I should probably also note that when writing the list-handling logic here, I forgot to have the code generate an implied ‘to’ when the person replied only to the list but the author of the previous message could be presumed to be the intended recipient of the message. Which explains why so many of the people in the example image up there do not end up receiving many messages. I would have fixed this, but re-processing my full downloaded gmail corpus of something like 68,000 messages takes a while.

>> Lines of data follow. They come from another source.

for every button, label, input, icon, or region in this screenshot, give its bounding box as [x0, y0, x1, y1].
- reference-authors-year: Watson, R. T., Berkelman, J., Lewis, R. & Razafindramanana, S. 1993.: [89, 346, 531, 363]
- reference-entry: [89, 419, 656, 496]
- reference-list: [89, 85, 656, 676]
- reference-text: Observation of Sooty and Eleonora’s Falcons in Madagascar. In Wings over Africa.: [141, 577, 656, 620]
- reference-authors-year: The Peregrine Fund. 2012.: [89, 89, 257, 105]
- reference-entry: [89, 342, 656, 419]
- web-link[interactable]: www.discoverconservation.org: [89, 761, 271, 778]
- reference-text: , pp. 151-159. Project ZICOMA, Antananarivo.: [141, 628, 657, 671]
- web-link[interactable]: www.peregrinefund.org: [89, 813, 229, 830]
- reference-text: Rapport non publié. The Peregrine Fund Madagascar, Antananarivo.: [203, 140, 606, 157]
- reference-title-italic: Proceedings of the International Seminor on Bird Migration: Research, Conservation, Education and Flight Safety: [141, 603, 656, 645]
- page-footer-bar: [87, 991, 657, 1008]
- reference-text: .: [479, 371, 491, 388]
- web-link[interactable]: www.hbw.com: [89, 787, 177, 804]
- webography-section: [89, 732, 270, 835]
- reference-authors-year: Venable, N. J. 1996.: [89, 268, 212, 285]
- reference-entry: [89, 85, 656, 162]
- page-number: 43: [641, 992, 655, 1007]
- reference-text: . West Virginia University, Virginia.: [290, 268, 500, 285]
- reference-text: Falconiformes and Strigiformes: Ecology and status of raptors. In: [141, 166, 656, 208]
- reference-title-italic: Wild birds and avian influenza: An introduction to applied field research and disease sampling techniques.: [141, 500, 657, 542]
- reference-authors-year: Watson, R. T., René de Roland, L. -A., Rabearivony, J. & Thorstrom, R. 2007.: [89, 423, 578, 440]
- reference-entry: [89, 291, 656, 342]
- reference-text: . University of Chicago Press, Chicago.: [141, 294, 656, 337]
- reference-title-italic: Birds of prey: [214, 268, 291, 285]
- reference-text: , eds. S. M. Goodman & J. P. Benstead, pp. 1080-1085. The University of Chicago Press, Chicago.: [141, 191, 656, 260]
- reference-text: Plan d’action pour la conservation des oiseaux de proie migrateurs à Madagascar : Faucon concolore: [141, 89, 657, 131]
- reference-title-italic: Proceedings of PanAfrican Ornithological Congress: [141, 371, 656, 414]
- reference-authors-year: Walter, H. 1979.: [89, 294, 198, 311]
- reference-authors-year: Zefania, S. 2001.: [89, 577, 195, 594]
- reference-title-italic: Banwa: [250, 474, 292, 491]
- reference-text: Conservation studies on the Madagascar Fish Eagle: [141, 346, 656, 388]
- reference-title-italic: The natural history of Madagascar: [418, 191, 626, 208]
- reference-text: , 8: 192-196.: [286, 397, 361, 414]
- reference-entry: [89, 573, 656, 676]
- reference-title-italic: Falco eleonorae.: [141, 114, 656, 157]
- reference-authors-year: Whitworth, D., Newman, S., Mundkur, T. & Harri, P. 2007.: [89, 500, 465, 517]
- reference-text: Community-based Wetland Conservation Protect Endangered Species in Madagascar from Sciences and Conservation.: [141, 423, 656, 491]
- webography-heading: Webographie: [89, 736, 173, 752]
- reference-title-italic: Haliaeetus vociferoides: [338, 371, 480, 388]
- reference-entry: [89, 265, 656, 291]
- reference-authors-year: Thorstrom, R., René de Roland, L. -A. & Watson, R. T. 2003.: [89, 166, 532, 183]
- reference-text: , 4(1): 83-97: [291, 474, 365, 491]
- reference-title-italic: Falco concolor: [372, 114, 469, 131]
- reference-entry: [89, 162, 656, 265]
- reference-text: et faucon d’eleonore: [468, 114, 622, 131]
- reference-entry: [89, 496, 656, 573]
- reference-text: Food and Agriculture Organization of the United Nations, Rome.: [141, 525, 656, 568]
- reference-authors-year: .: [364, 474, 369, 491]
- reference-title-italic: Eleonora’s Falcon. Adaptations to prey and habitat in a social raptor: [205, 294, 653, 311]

Also, the blurred out guy in the example doesn’t need to be blurred out. I ended up eliding a useless column that I had decided to blur for no clear reason, but in my sleep-desiring state I also screwed up and blurred a column that really didn’t need to be blurred. (All the people shown have posted to public mailing lists, so their e-mail addresses are already out their, and their names aren’t exactly going to get them more spam. And OCR would be required anyways, as the sparklines are images rather than inline-SVG for caching reasons.)

UPDATE: Uh, as I quickly re-read the post and looked at the sparkline, I realized I completely flipped (both color-and above/below) the sparkline from what I had originally intended.  Thankfully my original intent didn’t make all that much sense either, at least color-wise, so I think I can sleep easy without correcting that.  Better color suggestions,etc. are appreciated.